In the Beltway accident, Maryland State Police said Scofield's tractor-trailer hit a 1995 Honda Accord from behind, then struck a 1994 Acura Integra that was moving slowly with its hazard lights on and a 1996 Nissan Altima. The Altima's driver, Jose Marcos Portillo Villalta, 33, of the Riverdale area, was killed; the drivers of the Honda and the Acura were injured.
Police charged Scofield, 54, with reckless driving and driving on a suspended license. The investigation into the crash continues.
A Washington Post review of court records last month found that Scofield had racked up traffic citations in at least seven states and convictions in at least two before the Beltway accident. A B.K. safety official gave the Post varying accounts of what the company knew about Scofield's driving record.
The April audit said B.K. Trucking failed to keep complete records about drivers' backgrounds and indicated that its drivers had been "falsifying their log books on a regular basis." A close review of toll receipts and other records showed that out of 238 logs checked, 52 -- or 22 percent -- were discovered to be false, according to the April audit report.
After the fatal accident, a B.K. Trucking official said that Scofield had a 12-hour break between driving runs before the accident on the Beltway.
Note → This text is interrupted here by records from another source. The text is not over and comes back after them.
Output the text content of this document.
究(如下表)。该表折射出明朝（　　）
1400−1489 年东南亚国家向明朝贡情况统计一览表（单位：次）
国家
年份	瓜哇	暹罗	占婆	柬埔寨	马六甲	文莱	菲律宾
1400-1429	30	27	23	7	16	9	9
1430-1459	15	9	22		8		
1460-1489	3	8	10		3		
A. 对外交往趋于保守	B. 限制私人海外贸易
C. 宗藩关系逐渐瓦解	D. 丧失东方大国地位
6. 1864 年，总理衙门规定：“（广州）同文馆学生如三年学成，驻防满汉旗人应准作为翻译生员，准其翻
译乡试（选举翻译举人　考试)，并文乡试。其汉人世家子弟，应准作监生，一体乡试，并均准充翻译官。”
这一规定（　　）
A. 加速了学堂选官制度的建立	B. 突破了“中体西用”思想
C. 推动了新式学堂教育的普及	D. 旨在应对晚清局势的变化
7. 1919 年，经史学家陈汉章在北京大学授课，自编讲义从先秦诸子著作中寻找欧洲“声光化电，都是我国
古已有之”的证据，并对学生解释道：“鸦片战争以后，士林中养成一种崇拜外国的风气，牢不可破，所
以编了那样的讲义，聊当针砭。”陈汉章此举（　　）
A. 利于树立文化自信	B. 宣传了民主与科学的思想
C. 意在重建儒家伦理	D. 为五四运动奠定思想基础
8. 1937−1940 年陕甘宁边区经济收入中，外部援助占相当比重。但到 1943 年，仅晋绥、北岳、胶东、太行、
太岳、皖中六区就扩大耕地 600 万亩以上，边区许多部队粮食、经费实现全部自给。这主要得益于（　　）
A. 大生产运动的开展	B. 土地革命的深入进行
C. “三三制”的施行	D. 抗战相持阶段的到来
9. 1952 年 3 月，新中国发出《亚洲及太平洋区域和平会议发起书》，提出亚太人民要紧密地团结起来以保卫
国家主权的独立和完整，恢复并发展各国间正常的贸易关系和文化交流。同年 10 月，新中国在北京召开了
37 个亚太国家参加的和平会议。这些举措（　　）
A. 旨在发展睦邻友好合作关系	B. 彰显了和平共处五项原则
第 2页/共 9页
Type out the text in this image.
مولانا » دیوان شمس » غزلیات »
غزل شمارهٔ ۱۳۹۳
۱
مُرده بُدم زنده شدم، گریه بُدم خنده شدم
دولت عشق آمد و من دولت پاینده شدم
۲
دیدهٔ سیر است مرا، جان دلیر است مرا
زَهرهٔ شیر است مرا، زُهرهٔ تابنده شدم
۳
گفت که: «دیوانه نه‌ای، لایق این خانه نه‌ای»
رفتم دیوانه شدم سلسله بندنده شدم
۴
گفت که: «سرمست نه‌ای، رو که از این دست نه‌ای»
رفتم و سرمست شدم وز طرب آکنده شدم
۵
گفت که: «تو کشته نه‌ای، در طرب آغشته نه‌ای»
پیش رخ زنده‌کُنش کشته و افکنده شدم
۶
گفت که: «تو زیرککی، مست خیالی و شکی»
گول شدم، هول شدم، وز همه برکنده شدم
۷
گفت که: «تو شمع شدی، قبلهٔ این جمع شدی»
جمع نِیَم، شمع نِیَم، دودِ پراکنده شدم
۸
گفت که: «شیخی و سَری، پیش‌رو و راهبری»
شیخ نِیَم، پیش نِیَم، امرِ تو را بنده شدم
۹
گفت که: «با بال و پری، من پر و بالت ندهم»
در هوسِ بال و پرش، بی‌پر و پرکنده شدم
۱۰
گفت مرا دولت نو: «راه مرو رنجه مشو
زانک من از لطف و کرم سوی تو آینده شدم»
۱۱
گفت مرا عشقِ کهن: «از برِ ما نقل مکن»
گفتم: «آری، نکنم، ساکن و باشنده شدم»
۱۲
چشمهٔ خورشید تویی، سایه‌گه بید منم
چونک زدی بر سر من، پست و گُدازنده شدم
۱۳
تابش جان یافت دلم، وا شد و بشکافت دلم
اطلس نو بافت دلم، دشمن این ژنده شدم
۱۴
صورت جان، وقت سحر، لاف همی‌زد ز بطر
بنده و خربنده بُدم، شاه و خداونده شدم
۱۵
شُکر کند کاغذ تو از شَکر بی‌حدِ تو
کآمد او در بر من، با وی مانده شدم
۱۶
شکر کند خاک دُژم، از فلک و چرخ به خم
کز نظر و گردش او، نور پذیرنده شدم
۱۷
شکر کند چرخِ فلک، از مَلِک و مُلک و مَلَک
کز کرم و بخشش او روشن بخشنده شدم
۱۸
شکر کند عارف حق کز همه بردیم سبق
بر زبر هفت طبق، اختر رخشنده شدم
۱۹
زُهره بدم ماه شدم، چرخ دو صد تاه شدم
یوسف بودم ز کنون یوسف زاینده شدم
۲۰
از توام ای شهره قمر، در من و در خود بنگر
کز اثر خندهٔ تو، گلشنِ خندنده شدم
But the audit indicates that B.K. Trucking listed Scofield as being off-duty from midnight until 4 p.m. on March 18 despite the fact that toll receipts taken from Scofield's truck indicate that he had been on the road in New Jersey starting at 1:45 a.m. the same day.
Federal law prohibits drivers from working more than 11 consecutive hours and requires them to take a 10-hour break after 11 hours on the road. Drivers are permitted to work no more than 60 hours in a week and no more than 70 hours over an eight-day period.
In a February audit conducted by FMCSA three weeks before the fatal accident, the auditor who also prepared the April report cited B.K. Trucking for allowing a driver to drive for 75 hours after having been on duty for 14 hours. The same auditor nonetheless gave the company a rating of "conditional," allowing it to continue operations without penalty. The February audit does not cite the other serious violations detailed in the April audit.
Stephen Campbell, executive director of the Commercial Vehicle Safety Alliance, an association of officials responsible for the enforcement of motor carrier safety laws in North America, said the discrepancy between the audits points to a lacked of qualified investigators and systemic problems with federal oversight of truck safety rules.
"They need to examine how they staff people at the U.S. Department of Transportation,'' said Campbell, a former Louisiana state trooper. "If the same auditor was put on an audit of the company 30 days later, it would be a case of mismanagement of the highest order."
Regulators said the auditor has a good reputation and had not discovered other violations at the time of the February audit.
B.K.'s record suggests the challenges federal regulators face in enforcing safety standards for commercial vehicles.
The company has been the subject of numerous federal reviews under the names of B.K. Leasing Co. and B.K. Trucking, according to the April audit.
Quade said it is "possible" that the company could face further federal scrutiny.
"We're very interested in any activities Mr. Kargman has in the trucking industry," Quade said.